The part of this process that occurs alongside understanding, where hearing leaks openly, is always the most interesting. It‘s a process of folding. Or suspense. Of suspicion and suspicious behaviour, of suspect behaviour (not of circumspect behaviour... though perhaps of circumsuspect behaviour). It does not have an end, an edge, it finds leakages in borders. What is already-understood does not make the organism possible as a being. This is the beauty, both of the process and of being. This is how the work both contains sadness and is, in the present, it so happens, sadness' remedy.
-->Communauté: ce que communauté veut dire: nous, assemblés ici sous le signe de Fred, et de Pauline, où ce "Fred", et cette "Pauline" ne sont pas des signes qui tout couvrent, mais des signes
qui surtout ouvrent, des signes qui ne couvrent de tout et qui ? Et des signes… qui dessinent, et qui, en dessinant, designent.
-->Mais "Fred", et "Pauline", sont nos noms aussi. Non pas le nom singulier Fred, ou Pauline, qui demeurent dans leurs singularités Fred Wah et Pauline Butling, mais : nous sommes, ou nous
incarnons, ici présent, comme communauté, l‘invitation qu‘incarnent, à leur tour, ce Fred, et cette Pauline. Comme des êtres cette fois, comme un être, et signe de l‘être, et ceci, à la lettre, à commettre.
-->Il s‘agit, finalement, d‘une invitation, qui contient "vit" donc vie, et vits, Life and Balls, qui veut dire aussi que Fred ne nous remplace pas à son événement, mais il, ou son nom, indique pour nous un avènement, auquel nous sommes convoqués.
I would like to conclude with a few words from the artist Lani Maestro, taken from a recent interview[7]: "If one wants to insist on origin, I truly feel that this is where I come from – the country of making art."
Thank you. La scène est prête. The stage is set. Bonne conférence à tous et à toutes.

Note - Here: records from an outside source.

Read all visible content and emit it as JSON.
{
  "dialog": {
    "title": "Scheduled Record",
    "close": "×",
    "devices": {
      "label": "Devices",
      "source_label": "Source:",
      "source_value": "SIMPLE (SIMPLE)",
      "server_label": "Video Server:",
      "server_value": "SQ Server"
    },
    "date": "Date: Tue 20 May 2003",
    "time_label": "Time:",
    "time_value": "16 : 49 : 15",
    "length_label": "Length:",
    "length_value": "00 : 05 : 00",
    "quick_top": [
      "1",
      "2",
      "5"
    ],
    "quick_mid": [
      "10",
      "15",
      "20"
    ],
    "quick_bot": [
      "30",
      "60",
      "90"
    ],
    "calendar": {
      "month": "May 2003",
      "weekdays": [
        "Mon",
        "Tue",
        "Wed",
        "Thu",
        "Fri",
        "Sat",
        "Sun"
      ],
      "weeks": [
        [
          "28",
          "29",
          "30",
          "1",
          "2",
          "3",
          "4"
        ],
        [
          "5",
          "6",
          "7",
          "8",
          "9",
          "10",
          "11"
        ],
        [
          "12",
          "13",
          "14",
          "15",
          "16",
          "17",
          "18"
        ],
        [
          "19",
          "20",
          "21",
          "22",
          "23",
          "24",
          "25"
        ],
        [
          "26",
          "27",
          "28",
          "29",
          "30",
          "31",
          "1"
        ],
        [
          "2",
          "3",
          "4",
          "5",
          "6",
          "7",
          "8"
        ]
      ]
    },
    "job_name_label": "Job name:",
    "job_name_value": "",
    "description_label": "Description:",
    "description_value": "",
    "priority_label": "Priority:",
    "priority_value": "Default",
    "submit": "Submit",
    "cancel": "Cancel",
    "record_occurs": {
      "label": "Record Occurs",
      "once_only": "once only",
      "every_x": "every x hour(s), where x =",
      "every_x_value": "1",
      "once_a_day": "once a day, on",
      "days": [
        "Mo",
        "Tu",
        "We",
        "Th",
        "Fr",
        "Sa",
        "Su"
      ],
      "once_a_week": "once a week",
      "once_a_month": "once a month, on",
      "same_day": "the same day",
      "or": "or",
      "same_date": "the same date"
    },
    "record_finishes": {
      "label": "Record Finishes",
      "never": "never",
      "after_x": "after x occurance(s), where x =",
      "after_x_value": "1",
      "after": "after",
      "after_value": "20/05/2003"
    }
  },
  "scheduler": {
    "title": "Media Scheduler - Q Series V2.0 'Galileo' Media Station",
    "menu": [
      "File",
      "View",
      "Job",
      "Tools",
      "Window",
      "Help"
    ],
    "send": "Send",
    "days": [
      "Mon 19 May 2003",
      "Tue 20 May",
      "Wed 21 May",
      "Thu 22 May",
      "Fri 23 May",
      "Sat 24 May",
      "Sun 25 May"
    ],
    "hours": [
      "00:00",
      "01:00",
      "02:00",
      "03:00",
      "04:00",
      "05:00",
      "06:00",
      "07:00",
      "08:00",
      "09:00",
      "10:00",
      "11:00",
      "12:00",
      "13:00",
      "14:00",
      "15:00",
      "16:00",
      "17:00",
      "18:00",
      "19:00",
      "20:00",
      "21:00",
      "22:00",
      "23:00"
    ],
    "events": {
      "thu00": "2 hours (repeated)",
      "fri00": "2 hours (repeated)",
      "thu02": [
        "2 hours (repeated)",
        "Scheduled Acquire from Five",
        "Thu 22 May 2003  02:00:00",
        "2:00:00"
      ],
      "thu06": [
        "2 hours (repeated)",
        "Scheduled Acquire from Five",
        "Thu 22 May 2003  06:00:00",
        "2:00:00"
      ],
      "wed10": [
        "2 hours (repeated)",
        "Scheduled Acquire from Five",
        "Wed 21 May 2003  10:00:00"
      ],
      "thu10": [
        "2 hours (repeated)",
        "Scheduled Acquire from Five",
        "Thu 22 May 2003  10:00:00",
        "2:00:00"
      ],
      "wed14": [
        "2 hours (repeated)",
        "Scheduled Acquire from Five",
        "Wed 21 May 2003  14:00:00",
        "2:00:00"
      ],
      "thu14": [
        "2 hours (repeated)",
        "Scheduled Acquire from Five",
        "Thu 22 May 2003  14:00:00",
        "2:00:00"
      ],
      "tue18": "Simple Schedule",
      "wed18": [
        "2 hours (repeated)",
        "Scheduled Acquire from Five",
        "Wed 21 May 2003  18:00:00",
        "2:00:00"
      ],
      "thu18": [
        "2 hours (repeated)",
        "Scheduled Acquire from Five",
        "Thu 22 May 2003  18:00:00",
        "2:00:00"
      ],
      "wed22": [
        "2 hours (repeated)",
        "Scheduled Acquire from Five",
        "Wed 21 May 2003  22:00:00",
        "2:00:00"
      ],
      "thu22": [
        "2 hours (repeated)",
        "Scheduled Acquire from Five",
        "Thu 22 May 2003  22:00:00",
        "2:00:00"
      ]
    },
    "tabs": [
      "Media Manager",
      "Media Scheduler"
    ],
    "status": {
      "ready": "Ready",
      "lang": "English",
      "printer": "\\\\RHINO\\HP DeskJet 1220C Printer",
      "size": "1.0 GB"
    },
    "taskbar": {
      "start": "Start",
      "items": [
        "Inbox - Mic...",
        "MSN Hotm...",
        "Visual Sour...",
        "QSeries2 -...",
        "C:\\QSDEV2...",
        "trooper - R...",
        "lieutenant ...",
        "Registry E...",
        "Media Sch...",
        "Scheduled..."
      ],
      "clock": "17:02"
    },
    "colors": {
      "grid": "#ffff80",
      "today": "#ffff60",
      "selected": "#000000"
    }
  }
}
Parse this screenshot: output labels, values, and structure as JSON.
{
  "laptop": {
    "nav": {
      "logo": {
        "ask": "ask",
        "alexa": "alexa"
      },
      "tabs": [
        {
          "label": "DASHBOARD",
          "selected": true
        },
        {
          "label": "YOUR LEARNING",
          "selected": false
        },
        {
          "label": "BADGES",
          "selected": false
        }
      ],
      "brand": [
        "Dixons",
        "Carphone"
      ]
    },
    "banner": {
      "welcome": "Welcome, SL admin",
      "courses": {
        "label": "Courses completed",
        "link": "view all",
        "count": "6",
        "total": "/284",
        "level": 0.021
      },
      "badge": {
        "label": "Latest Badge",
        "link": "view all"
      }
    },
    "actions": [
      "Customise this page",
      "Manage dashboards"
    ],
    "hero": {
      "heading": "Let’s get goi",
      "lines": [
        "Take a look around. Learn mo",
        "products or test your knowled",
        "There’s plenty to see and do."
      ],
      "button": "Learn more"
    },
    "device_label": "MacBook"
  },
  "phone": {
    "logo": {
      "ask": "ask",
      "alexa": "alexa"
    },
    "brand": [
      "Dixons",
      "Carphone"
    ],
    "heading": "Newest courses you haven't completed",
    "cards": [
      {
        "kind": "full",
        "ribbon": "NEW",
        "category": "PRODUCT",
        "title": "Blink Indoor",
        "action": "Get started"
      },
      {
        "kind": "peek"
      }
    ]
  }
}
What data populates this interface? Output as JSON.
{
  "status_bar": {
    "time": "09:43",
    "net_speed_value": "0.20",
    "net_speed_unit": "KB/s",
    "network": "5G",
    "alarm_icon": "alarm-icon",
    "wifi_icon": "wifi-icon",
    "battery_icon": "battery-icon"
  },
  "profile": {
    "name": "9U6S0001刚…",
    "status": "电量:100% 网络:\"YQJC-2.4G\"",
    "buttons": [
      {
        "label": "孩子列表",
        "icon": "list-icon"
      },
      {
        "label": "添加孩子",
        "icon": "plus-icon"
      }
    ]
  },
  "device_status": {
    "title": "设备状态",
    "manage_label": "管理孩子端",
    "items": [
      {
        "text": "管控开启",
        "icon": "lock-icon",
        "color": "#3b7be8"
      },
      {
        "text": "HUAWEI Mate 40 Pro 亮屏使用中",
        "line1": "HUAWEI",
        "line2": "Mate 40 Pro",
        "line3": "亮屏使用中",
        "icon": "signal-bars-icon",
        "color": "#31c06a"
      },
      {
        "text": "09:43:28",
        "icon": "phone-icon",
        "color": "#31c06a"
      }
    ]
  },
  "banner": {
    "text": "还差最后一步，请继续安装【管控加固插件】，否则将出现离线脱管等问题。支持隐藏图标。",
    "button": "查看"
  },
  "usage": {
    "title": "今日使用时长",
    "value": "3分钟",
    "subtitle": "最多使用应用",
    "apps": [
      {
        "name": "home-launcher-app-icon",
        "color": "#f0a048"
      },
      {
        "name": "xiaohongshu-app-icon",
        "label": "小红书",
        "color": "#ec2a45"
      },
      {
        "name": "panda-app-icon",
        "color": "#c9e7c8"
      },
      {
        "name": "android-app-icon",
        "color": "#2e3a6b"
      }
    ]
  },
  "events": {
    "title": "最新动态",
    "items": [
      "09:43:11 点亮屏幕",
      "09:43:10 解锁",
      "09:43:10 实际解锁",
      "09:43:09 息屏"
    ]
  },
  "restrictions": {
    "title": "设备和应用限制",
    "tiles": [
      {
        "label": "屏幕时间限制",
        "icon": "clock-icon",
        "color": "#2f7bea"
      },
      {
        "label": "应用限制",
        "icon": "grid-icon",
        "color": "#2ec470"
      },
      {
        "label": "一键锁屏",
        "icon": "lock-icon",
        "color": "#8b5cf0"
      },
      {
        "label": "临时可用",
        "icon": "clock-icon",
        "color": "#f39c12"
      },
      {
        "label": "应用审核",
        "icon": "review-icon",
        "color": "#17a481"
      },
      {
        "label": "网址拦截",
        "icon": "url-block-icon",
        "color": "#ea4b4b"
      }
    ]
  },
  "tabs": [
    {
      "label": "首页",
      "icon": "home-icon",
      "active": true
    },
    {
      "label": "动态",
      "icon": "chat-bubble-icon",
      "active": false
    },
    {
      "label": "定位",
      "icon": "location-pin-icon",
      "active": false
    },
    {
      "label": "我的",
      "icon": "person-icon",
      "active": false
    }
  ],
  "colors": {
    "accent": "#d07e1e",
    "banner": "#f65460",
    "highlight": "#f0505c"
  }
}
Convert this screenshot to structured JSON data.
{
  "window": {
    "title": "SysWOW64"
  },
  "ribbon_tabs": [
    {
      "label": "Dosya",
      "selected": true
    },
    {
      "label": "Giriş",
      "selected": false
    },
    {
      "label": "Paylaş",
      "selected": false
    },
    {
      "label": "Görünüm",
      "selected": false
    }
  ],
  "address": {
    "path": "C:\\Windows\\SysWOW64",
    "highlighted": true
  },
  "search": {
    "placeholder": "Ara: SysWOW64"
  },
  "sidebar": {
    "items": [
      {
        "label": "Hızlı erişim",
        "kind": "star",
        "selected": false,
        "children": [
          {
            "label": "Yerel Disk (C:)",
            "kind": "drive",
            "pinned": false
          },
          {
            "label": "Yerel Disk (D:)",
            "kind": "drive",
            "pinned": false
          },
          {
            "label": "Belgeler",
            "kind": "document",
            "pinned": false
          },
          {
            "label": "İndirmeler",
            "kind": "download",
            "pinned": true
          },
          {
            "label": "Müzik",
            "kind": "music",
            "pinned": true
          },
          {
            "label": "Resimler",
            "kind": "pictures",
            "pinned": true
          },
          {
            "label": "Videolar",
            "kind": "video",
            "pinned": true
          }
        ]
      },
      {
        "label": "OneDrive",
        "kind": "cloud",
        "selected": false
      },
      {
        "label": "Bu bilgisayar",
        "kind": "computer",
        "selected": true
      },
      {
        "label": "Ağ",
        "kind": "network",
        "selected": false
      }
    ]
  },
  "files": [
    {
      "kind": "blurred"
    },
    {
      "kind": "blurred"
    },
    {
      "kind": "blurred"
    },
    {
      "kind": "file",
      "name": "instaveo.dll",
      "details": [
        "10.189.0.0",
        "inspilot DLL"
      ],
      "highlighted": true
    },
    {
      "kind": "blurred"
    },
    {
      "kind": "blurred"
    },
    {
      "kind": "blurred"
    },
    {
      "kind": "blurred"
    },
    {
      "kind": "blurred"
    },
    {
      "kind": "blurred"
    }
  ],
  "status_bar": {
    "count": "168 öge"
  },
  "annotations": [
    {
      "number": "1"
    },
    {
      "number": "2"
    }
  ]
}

1 Poetry in language can be diagrammed as a dot in a circle: as such, poetry is always in language, and language is always outside, as well as inside, poetry.
2 It is not necessarily what we have heard.
3 Our access to the domain of the possible is already limited, by what we are.
4 Because the possible, which we don’t have access to, always interferes with “what we are”.
5 Pato, Chus. A Ponte das poldras, poetry, Galician. Santiago de Compostela: Noitarenga, 1996.
6 Nancy, Jean-Luc La création du monde, ou la mondialisation. Paris: Galilée, 2002, p. 71.
7 Baert, Renee, dir., et. al. Lani Maestro : Chambres de quietude / Quiet Rooms. Montreal: Galerie de l’UQAM, 2003.
poetrymagazines' note: Please note the subsequent book publication of this piece: "Stakes, Poetry, Today" in My Beloved Wager. p. 203-216. Edmonton: NeWest Press, 2009. isbn 978-1-897126-45-5.